Il s'agit d'abord d'essayer de trouver un sens à nos pertes, même si celles-ci ne semblent avoir aucun sens. Par exemple, des parents d'un enfant qui s'est suicidé peuvent aider des jeunes pour prévenir d'autres suicides. Il ne s'agit pas de tourner la page. Les gens vous déclarant qu'il faut passer à autre chose ont tort : il est très difficile de complètement tourner la page pour les pertes ambiguës que nous avons vécues. Essayez plutôt de leur trouver un sens. Ecrivez-les pour vous rendre compte de ce que vous avez perdu, et pour voir quelles pertes étaient ambiguës, incertaines. Il est tout à fait normal de ressentir de la tristesse dans ce contexte. La tristesse est une manière normale de faire face au deuil, il ne faut pas la combattre.

>> GRAND ENTRETIEN. Comment faire son deuil en temps de pandémie ?

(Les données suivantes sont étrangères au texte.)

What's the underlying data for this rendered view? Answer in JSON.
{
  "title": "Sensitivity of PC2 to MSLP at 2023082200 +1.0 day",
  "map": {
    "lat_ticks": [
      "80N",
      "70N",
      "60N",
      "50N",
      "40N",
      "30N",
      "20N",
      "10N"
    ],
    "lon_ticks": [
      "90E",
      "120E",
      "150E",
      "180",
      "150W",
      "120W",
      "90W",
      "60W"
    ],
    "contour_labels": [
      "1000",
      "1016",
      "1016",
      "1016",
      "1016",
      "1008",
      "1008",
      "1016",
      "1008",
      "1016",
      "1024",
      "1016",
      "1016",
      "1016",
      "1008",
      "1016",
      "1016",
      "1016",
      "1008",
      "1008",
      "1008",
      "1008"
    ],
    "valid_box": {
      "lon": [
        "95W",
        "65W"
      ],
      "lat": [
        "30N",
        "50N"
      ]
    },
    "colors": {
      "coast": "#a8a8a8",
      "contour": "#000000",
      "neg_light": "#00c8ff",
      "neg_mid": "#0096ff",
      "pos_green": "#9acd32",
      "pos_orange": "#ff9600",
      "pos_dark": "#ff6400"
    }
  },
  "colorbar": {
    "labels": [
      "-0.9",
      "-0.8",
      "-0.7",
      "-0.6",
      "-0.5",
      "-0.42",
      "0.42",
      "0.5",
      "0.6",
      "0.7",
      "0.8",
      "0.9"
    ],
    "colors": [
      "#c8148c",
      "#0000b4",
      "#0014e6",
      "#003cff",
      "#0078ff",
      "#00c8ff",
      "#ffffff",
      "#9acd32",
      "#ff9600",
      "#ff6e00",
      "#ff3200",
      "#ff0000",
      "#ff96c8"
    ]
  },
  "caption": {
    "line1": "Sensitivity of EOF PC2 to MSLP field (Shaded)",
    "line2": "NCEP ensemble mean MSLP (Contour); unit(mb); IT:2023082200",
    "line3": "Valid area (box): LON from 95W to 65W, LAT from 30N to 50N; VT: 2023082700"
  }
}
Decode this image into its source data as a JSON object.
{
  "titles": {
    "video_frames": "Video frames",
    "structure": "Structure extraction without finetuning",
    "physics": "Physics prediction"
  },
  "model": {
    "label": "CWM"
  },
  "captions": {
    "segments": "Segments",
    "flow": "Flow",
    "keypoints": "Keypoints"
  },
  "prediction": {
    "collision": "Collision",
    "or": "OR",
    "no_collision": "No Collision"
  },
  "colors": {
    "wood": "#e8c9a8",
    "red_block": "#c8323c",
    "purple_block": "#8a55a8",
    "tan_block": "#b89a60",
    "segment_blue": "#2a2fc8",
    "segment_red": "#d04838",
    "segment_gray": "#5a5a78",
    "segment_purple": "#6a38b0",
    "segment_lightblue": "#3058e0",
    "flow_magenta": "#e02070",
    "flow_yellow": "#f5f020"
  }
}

De nombreuses personnes sont déjà résilientes sans s'en rendre compte. La résilience était le seul moyen de faire face à ce qui nous arrivait. Nous sommes devenus flexibles : nous avons porté des masques, respecté la distanciation physique et sommes restés plus souvent isolés. Désormais, il nous faut essayer de nouvelles choses pour accroître notre tolérance à l'égard de l'incertitude et de l'ambiguïté. Se perdre volontairement pendant une promenade par exemple. Ces choses sans plan, ces choses spontanées aideront à réduire votre stress.

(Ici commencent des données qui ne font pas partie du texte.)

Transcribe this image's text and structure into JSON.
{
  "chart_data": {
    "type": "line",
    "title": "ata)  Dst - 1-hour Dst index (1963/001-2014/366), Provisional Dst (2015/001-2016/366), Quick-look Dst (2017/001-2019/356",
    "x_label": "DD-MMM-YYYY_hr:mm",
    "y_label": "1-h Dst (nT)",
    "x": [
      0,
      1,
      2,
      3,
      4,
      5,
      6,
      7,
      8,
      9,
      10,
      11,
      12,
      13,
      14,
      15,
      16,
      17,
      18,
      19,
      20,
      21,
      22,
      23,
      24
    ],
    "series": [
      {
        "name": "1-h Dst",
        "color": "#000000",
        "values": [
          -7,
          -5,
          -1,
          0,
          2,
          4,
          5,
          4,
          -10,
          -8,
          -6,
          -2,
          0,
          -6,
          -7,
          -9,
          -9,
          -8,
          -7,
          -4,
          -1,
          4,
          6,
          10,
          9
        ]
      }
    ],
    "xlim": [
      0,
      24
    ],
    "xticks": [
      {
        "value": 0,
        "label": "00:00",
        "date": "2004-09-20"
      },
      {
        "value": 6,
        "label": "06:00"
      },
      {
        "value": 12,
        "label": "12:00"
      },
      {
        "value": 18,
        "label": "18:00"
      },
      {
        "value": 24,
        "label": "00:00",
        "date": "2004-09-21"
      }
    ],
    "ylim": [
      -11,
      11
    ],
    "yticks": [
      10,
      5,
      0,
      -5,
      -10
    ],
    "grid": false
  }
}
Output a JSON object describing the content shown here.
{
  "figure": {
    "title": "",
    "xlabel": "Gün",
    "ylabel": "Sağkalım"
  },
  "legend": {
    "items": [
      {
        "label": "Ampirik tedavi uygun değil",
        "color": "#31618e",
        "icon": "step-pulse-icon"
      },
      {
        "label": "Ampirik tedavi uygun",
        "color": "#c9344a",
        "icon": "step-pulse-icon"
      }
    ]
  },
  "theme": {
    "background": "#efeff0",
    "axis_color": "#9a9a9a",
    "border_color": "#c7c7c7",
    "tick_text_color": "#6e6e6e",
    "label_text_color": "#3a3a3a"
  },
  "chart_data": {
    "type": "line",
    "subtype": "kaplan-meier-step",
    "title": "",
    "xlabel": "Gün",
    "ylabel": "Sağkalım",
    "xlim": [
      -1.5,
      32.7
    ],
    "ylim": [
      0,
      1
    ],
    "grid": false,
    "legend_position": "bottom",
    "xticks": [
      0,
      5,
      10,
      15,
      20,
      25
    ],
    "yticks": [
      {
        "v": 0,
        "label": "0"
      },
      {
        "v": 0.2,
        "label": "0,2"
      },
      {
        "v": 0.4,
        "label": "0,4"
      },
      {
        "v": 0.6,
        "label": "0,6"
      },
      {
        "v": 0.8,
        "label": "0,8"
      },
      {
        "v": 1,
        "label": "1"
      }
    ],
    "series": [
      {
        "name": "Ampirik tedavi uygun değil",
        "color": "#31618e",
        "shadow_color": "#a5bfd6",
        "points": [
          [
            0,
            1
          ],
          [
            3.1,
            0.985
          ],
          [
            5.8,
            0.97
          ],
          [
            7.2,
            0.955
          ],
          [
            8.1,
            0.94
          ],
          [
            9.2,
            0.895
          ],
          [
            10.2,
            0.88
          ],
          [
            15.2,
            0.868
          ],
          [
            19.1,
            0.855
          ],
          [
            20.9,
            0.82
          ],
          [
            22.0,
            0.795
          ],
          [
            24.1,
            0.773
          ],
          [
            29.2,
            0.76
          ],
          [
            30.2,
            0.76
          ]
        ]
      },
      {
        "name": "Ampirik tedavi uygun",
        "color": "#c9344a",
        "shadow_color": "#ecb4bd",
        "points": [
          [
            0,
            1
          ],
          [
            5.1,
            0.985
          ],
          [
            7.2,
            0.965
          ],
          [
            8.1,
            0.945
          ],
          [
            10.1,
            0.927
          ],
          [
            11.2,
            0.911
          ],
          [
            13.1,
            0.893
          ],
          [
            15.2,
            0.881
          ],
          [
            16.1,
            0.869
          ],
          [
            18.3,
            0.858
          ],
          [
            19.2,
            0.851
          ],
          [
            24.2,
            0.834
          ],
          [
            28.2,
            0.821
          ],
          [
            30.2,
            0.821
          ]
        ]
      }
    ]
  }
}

Vous avez développé six manières de mieux faire face à des pertes ambiguës. Quelles sont-elles ?

Outre essayer de trouver un sens à nos pertes, le deuxième point est de revoir le niveau de contrôle, de maîtrise dont vous avez besoin dans votre vie. Que puis-je contrôler ? Quels sont, au contraire, les éléments que je ne peux pas contrôler ? Après une perte ou un deuil ambigu, se pose la question de la reconstruction de notre identité. Une femme dont le mari a disparu depuis vingt ans va ainsi se demander si elle est toujours mariée.

"Après deux ans de pandémie, nous changeons peut-être de regard sur qui nous sommes."

Pauline Boss

à franceinfo

Une autre manière de faire face est de normaliser l'ambivalence. Nous avons tous des regrets, nous aurions pu mieux faire certaines choses ou faire des choses que nous n'avons pas faites. Cela fait partie de la vie, nous devons vivre avec des questions laissées sans réponse. Il s'agit également de revoir son attachement aux personnes que nous avons perdues. Vous ne tournez pas la page totalement, mais vous reconnaissez qu'elles sont parties. Une transformation s'opère : vous vous souvenez de ces personnes (ou choses) perdues, tout en trouvant une raison d'être, un but pour avancer sans elles.

Enfin, découvrir de nouveaux espoirs. Nous ne pouvons plus espérer que la vie redevienne comme avant. Nous devons changer, nous adapter au fur et à mesure que la vie change autour de nous. Que souhaitons-nous pour les prochaines décennies ? Qui sommes-nous et qu'allons-nous devenir ? Le contexte actuel est un moment propice pour réfléchir au changement.